Entre los candados para los aspirantes a dirigir instituto está el no haber sido candidato o haber ocupado un cargo de elección popular; también, no haber sido presidente nacional o estatal de un partido político en los últimos cuatro años.

¿Cómo se plantea el desarrollo a 20 años?

Para establecer esta visión, se plantea crear el Plan General de Desarrollo Urbano y el Programa General de Ordenamiento Territorial.

Plan General de Desarrollo. Definirá para el largo plazo las políticas de la ciudad en la materia y a él deberán sujetarse todos los programas y proyectos públicos, además de la programación y ejecución del presupuesto. Tendrá una vigencia de 20 años.

Deberá ser elaborado por el instituto, que lo mandará a la Jefatura de Gobierno. Será esta la que defina cómo participarán los ciudadanos para dar su opinión a partir de foros y propuestas.

Más información: La industria inmobiliaria será inviable en la CDMX sin sustentabilidad

El plan deberá incluir criterios de ordenamiento territorial, bienestar social, economía distributiva, patrimonio de la ciudad, coordinación metropolitana, ciudad global, hacienda pública, derechos humanos y seguridad ciudadana.

Cuando se terminen de incorporar las propuestas ciudadanas, el plan será devuelto al instituto y después irá de regreso al gobierno, para finalmente ser sometido a votación del Congreso. Sheinbaum y los alcaldes capitalinos —con los instrumentos de planeación de sus respectivas demarcaciones— contarán con la ventaja de la afirmativa ficta, pues si en un plazo de seis meses no se discuten los documentos, estos se tendrán por aprobados.
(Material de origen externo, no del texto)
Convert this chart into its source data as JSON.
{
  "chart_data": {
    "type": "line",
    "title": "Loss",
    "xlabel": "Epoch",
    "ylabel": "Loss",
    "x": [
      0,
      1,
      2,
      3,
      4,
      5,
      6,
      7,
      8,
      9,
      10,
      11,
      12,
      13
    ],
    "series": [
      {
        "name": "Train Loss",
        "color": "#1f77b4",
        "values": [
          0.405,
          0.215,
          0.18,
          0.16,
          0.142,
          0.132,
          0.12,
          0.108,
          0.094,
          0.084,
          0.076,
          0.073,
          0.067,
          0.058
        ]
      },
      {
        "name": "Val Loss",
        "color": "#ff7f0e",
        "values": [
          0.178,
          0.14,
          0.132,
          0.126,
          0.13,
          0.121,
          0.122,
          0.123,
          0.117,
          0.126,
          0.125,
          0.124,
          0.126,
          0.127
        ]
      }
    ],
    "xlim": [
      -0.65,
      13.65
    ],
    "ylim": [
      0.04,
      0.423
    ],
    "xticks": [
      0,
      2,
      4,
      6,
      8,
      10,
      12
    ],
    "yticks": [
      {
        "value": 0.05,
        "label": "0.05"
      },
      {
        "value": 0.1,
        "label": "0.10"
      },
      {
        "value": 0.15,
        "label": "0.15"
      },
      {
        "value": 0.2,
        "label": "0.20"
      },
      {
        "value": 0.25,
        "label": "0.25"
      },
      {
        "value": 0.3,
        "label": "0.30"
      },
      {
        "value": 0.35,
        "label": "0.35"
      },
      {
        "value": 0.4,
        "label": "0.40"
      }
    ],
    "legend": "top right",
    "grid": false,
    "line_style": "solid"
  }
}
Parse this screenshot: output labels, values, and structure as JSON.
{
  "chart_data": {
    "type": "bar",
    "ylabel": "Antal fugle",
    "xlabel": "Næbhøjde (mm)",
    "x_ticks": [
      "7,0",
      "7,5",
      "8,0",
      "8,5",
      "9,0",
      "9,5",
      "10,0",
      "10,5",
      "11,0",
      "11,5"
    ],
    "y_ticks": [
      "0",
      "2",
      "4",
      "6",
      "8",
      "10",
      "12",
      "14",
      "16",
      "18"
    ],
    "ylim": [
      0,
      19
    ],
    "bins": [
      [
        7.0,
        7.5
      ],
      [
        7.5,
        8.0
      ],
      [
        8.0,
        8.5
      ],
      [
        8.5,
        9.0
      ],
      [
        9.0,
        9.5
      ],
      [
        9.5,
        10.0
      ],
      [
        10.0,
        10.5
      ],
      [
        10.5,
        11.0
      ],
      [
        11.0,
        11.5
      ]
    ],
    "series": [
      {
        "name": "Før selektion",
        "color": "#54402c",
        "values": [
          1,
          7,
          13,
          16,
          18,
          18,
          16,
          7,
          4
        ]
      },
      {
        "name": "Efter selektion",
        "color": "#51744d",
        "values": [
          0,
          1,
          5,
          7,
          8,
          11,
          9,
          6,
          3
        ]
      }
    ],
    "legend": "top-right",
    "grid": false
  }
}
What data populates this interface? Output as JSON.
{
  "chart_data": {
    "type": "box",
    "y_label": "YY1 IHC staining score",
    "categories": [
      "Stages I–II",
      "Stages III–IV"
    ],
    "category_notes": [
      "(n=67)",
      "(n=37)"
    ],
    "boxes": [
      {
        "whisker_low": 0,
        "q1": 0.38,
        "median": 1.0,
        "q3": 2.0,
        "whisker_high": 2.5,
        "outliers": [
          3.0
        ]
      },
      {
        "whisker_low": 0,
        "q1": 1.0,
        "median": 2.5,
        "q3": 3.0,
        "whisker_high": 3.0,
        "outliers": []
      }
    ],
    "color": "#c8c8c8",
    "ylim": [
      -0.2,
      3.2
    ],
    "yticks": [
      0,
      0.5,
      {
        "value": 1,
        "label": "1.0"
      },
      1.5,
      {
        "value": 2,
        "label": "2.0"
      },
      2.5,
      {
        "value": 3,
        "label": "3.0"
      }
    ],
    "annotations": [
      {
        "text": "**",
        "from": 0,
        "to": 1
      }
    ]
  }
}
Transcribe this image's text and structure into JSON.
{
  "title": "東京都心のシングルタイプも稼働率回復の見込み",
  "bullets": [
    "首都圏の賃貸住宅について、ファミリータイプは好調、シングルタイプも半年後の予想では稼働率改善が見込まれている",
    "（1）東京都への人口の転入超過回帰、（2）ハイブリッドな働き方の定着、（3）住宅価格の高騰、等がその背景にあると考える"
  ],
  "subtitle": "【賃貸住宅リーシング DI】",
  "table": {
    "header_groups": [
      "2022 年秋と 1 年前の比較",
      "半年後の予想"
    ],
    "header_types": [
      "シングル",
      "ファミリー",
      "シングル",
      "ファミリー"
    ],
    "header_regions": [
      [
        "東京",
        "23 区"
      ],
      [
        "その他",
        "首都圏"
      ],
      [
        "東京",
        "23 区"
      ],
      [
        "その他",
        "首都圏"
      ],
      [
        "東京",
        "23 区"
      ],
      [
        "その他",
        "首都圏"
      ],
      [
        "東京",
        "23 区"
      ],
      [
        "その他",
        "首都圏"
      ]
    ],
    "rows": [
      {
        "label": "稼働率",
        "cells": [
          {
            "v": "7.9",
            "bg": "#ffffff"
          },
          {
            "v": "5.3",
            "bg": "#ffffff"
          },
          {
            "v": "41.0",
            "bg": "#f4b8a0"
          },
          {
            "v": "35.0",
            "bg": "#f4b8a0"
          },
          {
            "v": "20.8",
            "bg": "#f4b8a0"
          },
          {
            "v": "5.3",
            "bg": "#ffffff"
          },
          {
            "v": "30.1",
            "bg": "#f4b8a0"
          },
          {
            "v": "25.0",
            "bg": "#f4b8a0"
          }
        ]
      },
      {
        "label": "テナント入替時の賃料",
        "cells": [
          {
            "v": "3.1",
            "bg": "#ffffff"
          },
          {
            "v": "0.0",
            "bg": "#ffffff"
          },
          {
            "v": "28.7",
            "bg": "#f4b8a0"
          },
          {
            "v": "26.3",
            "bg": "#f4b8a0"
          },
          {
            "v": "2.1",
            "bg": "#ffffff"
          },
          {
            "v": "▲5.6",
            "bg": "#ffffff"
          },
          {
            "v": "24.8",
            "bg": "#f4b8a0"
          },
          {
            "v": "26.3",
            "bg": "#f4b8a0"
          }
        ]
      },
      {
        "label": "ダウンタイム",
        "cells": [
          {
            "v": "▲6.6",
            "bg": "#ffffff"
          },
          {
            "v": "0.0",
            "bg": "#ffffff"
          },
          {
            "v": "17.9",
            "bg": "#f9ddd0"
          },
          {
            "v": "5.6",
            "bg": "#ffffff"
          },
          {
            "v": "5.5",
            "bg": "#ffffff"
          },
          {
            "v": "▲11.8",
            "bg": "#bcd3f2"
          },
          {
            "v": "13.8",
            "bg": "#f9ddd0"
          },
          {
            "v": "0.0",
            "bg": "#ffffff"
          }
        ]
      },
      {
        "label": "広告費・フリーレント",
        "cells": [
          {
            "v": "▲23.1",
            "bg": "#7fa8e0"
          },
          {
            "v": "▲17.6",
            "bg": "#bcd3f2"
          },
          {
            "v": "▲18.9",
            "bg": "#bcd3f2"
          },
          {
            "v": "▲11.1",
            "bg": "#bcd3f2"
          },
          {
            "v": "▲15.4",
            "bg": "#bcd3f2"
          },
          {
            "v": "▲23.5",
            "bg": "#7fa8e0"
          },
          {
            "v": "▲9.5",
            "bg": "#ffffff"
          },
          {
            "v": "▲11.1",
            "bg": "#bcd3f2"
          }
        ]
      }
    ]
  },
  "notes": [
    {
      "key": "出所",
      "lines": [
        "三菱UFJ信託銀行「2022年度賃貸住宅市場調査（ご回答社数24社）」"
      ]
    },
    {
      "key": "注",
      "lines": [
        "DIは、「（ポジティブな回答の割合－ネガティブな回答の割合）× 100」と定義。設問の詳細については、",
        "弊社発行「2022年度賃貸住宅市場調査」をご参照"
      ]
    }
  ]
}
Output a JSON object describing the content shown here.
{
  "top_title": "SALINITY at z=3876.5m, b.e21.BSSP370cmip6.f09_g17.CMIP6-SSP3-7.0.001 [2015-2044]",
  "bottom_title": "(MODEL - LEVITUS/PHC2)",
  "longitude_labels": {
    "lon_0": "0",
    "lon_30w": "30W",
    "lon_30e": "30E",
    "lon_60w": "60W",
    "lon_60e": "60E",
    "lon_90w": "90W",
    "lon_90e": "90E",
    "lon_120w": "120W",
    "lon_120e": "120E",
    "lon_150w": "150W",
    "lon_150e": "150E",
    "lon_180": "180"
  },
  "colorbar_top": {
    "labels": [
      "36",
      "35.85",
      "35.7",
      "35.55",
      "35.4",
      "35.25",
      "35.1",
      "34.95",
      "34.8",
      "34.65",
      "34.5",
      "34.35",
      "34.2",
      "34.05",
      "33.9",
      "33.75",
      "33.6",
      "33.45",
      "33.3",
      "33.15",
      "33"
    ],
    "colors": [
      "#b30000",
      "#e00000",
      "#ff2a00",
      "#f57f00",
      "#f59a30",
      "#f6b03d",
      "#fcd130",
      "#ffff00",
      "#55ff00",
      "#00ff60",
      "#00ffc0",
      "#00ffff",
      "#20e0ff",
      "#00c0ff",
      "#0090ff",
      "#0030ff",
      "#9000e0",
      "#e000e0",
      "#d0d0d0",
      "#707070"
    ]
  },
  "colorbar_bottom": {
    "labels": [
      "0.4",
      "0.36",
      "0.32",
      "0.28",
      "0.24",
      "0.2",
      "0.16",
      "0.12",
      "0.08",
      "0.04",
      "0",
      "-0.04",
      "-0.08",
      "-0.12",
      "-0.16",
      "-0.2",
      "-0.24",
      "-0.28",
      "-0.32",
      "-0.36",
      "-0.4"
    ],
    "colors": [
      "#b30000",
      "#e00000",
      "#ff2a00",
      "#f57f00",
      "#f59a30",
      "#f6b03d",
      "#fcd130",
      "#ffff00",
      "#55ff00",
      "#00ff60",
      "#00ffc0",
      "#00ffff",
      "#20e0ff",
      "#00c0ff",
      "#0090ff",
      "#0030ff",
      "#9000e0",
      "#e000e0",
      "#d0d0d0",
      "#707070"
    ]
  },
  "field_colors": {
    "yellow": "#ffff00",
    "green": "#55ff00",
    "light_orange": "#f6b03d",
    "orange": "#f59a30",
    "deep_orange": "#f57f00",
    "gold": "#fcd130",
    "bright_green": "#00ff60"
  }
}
Programa General de Ordenamiento Territorial. A través de él se regulará la ocupación y el uso del suelo de la ciudad. Contendrá las normas generales y los instrumentos del aprovechamiento del territorio. Establecerá los principios para el desarrollo sustentable en el suelo de conservación, así como el uso equitativo y eficiente del suelo urbano con una vigencia de 15 años.

¿Y habrá otros instrumentos de desarrollo?

Se suma a los nuevos instrumentos de planeación el Programa de Gobierno de la CDMX, que será elaborado cada seis años por quien ocupe la Jefatura de Gobierno. Deberá sujetarse al Plan General de Desarrollo y al Programa General de Ordenamiento Territorial.

Definirá los objetivos del gobierno central, y podrá revisarse y modificarse de ser necesario cada tres años.

También está el Programa de Ordenamiento Territorial de cada alcaldía, que tendrá la definición de los usos de suelo para delinear qué y cuánto se puede construir en cada demarcación. Esto último pasará de tener que ser aprobado por el Congreso a estar bajo control de los alcaldes.

El resto de los instrumentos de planeación son:

  • Programas sectoriales, especiales e institucionales.
  • Programas de gobierno de las alcaldías.
  • Programas parciales de colonias, pueblos y barrios originarios y comunidades indígenas residentes.

¿Y qué fechas importantes vienen?

Con la ley ya aprobada, ahora las fechas a las que hay que prestar atención son:

  • 1 de octubre de 2020: para ese día debe estar el Plan General de Desarrollo.
  • 1 de enero de 2021: para esa fecha deben estar el Programa de Gobierno central y los programas de Gobierno de las alcaldías.
  • 1 de octubre de 2021: para ese entonces deben estar el Programa General y los programas de Ordenamiento Territorial de las alcaldías.